Friday, March 23, 2012
Similarity Scores: a very beta feature
Posted by Dan BrooksLast night during the heart-stopping Syracuse-Wisconsin game, Harry and I were talking (okay, Harry was mostly watching his team win by the skin of its teeth) about ways to improve the Brooks Baseball player card system. We exchanged some data and are presenting the first of our "data-driven" search tools—pitcher similarity.
This feature is incredibly beta and likely to change over the next few weeks, but right now when you search for a player (let’s pick Josh Beckett), you will get a table listing other players in the "Josh Beckett Family," along with the "distance" to each player.
The scores are generated by comparing a vector of pitch speed, frequency, release, spin angle, and spin rate using MATLAB’s knnsearch algorithm to identify neighbors. Currently, we’re presenting the top five neighbors for each pitcher.
These are not perfect right now.

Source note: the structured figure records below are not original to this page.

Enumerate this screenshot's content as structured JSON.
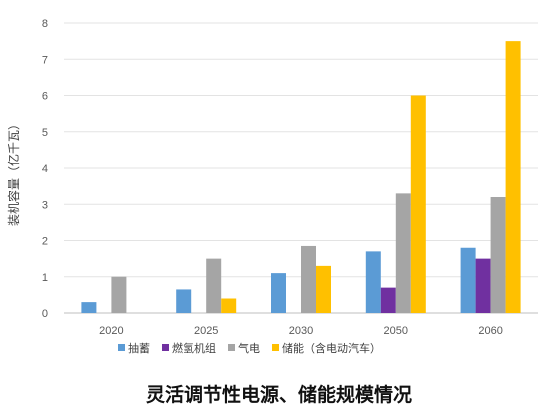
{
  "caption": "灵活调节性电源、储能规模情况",
  "chart_data": {
    "type": "bar",
    "title": "",
    "xlabel": "",
    "ylabel": "装机容量（亿千瓦）",
    "ylim": [
      0,
      8
    ],
    "yticks": [
      0,
      1,
      2,
      3,
      4,
      5,
      6,
      7,
      8
    ],
    "grid": true,
    "legend_position": "bottom",
    "categories": [
      "2020",
      "2025",
      "2030",
      "2050",
      "2060"
    ],
    "series": [
      {
        "name": "抽蓄",
        "color": "#5b9bd5",
        "values": [
          0.3,
          0.65,
          1.1,
          1.7,
          1.8
        ]
      },
      {
        "name": "燃氢机组",
        "color": "#7030a0",
        "values": [
          0,
          0,
          0,
          0.7,
          1.5
        ]
      },
      {
        "name": "气电",
        "color": "#a5a5a5",
        "values": [
          1.0,
          1.5,
          1.85,
          3.3,
          3.2
        ]
      },
      {
        "name": "储能（含电动汽车）",
        "color": "#ffc000",
        "values": [
          0,
          0.4,
          1.3,
          6.0,
          7.5
        ]
      }
    ]
  }
}
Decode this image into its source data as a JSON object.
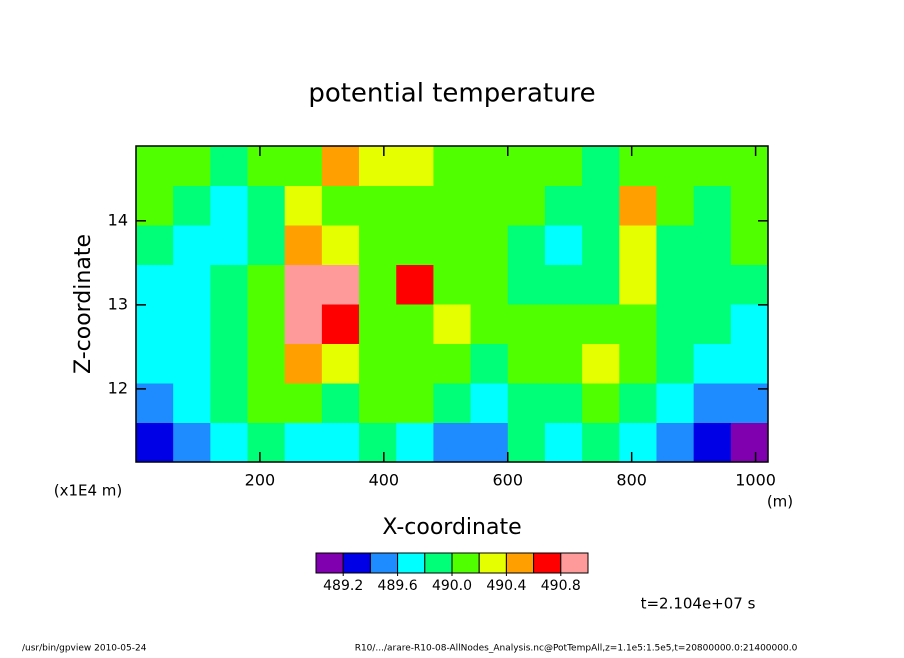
{
  "chart_data": {
    "type": "contour",
    "title": "potential temperature",
    "x_label": "X-coordinate",
    "x_unit": "(m)",
    "y_label": "Z-coordinate",
    "y_unit": "(x1E4 m)",
    "xlim": [
      0,
      1020
    ],
    "xticks": [
      200,
      400,
      600,
      800,
      1000
    ],
    "ylim": [
      11.13,
      14.89
    ],
    "yticks": [
      12,
      13,
      14
    ],
    "x": [
      30,
      90,
      150,
      210,
      270,
      330,
      390,
      450,
      510,
      570,
      630,
      690,
      750,
      810,
      870,
      930,
      990
    ],
    "y": [
      11.365,
      11.835,
      12.305,
      12.775,
      13.245,
      13.715,
      14.185,
      14.655
    ],
    "z": [
      [
        489.3,
        489.5,
        489.7,
        489.9,
        489.7,
        489.7,
        489.9,
        489.7,
        489.5,
        489.5,
        489.9,
        489.7,
        489.9,
        489.7,
        489.5,
        489.3,
        489.1
      ],
      [
        489.5,
        489.7,
        489.9,
        490.1,
        490.1,
        489.9,
        490.1,
        490.1,
        489.9,
        489.7,
        489.9,
        489.9,
        490.1,
        489.9,
        489.7,
        489.5,
        489.5
      ],
      [
        489.7,
        489.7,
        489.9,
        490.1,
        490.5,
        490.3,
        490.1,
        490.1,
        490.1,
        489.9,
        490.1,
        490.1,
        490.3,
        490.1,
        489.9,
        489.7,
        489.7
      ],
      [
        489.7,
        489.7,
        489.9,
        490.1,
        490.9,
        490.7,
        490.1,
        490.1,
        490.3,
        490.1,
        490.1,
        490.1,
        490.1,
        490.1,
        489.9,
        489.9,
        489.7
      ],
      [
        489.7,
        489.7,
        489.9,
        490.1,
        490.9,
        490.9,
        490.1,
        490.7,
        490.1,
        490.1,
        489.9,
        489.9,
        489.9,
        490.3,
        489.9,
        489.9,
        489.9
      ],
      [
        489.9,
        489.7,
        489.7,
        489.9,
        490.5,
        490.3,
        490.1,
        490.1,
        490.1,
        490.1,
        489.9,
        489.7,
        489.9,
        490.3,
        489.9,
        489.9,
        490.1
      ],
      [
        490.1,
        489.9,
        489.7,
        489.9,
        490.3,
        490.1,
        490.1,
        490.1,
        490.1,
        490.1,
        490.1,
        489.9,
        489.9,
        490.5,
        490.1,
        489.9,
        490.1
      ],
      [
        490.1,
        490.1,
        489.9,
        490.1,
        490.1,
        490.5,
        490.3,
        490.3,
        490.1,
        490.1,
        490.1,
        490.1,
        489.9,
        490.1,
        490.1,
        490.1,
        490.1
      ]
    ],
    "levels": [
      489.2,
      489.4,
      489.6,
      489.8,
      490.0,
      490.2,
      490.4,
      490.6,
      490.8
    ],
    "colors": [
      "#8000b0",
      "#0000e6",
      "#1e8cff",
      "#00ffff",
      "#00ff78",
      "#50ff00",
      "#e6ff00",
      "#ffa000",
      "#ff0000",
      "#ff9a9a"
    ],
    "colorbar_ticks": [
      489.2,
      489.6,
      {
        "value": 490.0,
        "label": "490.0"
      },
      490.4,
      490.8
    ],
    "time_label": "t=2.104e+07 s",
    "footer_left": "/usr/bin/gpview   2010-05-24",
    "footer_right": "R10/.../arare-R10-08-AllNodes_Analysis.nc@PotTempAll,z=1.1e5:1.5e5,t=20800000.0:21400000.0"
  }
}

We haven’t weighted the scores yet (that’s another conversation over basketball), so while we do a good job representing pitch mix and style, we’re not doing a very good capturing pitch speed yet.
There are also a few pitchers with hardly any comparables. Matt (@HouseOfTheBB) noted that neither Roy Halladay nor Mariano Rivera have a comparable pitcher at all!
Punch in a few pitchers, and let us know how our system is doing. Let us know over Twitter if we’ve really missed on someone. I'm @brooksbaseball, and Harry is @harrypav.
Dan Brooks is a Neuroscientist at Brown University. He operates BrooksBaseball.net and eats Fried Chicken during every Red Sox game, especially in September. Come follow him @brooksbaseball.







Had an auction-keeper draft last week. 10 team, AL only, 12 fielders, 8 pitchers (field gets thin fast). My last pick was Vargas at $1. I plugged him into your system and his closest match is Lester(283). Is this a good sign? How could this be used for a fantasy edge?